The real key to assessing digital maturity is measuring your business’s ability to adapt to a disruptive technology, event, market trend, competitor or another major factor. While a truly exhaustive digital maturity assessment of your organization would most likely involve an analysis over several months, the following questions can serve as indicators and will give you an initial appraisal of where your marketing organization stands:

• Are your digital campaigns merely functional or driving true business growth?

• Do you have a cross-channel view of your customers’ behavior and engagement data, and are teams (marketing, sales, service) aligned around this data?

• Are your digital tactics giving you a strategic advantage over your competitors?

• Are new technologies efficiently and purposefully integrated into your organization, and do they help achieve business results?

• Are these digital technologies tied to key performance indicators?

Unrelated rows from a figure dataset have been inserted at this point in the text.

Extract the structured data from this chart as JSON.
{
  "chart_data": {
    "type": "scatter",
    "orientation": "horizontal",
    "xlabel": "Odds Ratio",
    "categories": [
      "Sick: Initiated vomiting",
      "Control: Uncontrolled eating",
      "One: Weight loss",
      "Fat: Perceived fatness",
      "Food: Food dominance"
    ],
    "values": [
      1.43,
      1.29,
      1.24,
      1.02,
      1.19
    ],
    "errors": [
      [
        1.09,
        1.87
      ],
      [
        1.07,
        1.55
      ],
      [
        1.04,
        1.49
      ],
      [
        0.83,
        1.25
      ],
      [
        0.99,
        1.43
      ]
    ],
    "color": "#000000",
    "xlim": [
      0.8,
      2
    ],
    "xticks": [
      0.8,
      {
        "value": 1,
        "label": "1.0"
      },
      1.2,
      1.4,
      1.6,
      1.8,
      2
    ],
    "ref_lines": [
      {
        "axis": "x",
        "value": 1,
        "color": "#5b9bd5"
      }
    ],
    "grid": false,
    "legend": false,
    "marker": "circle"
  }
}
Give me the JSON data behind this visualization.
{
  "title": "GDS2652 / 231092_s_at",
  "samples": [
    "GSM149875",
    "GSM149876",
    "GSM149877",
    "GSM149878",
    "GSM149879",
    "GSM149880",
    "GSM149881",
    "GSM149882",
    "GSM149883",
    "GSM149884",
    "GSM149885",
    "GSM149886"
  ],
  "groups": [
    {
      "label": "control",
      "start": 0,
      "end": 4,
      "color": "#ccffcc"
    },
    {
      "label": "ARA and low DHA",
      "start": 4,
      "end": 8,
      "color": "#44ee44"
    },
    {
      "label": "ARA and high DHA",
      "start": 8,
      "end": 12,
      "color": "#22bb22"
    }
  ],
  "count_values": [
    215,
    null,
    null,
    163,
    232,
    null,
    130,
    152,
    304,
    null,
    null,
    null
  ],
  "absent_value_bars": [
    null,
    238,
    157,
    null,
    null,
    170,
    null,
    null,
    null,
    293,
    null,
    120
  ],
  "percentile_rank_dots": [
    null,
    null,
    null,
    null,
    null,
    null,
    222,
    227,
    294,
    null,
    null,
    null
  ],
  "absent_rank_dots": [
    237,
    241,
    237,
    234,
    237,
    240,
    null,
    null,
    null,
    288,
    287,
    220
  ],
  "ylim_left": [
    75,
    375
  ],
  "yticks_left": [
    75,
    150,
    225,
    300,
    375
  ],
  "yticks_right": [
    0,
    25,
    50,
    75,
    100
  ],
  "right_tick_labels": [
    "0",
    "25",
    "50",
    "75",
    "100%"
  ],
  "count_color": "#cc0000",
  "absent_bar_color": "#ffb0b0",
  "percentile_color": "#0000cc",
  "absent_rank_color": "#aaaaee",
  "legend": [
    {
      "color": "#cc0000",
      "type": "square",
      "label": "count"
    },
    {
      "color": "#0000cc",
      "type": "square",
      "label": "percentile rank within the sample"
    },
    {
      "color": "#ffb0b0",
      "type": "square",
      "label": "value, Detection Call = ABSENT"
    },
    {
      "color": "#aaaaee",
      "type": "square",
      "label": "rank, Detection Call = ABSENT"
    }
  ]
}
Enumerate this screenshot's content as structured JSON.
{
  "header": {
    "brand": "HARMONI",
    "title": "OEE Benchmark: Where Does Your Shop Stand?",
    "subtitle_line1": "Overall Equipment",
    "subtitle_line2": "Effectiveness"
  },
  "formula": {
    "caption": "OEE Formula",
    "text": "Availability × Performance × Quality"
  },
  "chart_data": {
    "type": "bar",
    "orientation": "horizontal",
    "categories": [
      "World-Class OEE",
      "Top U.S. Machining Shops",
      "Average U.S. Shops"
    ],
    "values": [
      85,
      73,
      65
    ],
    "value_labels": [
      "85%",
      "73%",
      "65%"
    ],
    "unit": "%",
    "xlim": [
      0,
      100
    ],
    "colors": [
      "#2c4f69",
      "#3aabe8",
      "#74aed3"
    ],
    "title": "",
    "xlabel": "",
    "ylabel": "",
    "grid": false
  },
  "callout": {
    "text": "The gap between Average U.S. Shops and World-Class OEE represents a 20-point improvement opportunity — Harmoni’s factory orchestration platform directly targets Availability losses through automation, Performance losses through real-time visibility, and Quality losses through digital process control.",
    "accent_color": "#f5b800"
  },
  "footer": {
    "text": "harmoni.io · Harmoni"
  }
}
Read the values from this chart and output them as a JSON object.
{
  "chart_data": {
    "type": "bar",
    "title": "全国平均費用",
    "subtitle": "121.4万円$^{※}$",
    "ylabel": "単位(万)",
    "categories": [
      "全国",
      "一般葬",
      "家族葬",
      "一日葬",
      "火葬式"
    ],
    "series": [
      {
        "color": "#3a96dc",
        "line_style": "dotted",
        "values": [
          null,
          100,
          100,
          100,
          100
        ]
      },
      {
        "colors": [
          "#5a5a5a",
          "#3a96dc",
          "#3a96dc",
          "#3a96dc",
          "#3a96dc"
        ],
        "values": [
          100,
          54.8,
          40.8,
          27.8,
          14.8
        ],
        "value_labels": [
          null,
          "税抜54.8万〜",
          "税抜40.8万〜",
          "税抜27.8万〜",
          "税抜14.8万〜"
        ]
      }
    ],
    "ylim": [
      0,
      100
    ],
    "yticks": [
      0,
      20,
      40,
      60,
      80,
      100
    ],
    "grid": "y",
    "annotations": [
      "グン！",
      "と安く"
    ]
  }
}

Is there a process to routinely evaluate the outcomes?

• Is your team equipped to adjust strategies and tactics based on business intelligence?

• Is the entire business kept well-informed about the impact of marketing initiatives?

Keep in mind that digital maturity won’t happen overnight; it’s a gradual progression. You can start small with one sector of your business or by examining one system. For instance, you might improve customer success by examining and optimizing the entire customer experience from start to finish for a single segment.

What business outcomes do you want to achieve? Define success in your language and then work with your technology team to determine how to achieve it. It’s easy to get caught up in what the technology does -- its features and functionality -- rather than what we want it to accomplish for our organization.

The bottom line is digital change is essential, and because markets and technology shift so rapidly, a mature organization is never transformed but always transforming. Even if your company hasn’t reached full digital maturity, you can begin to build a foundation that will equip you to support digital transformation.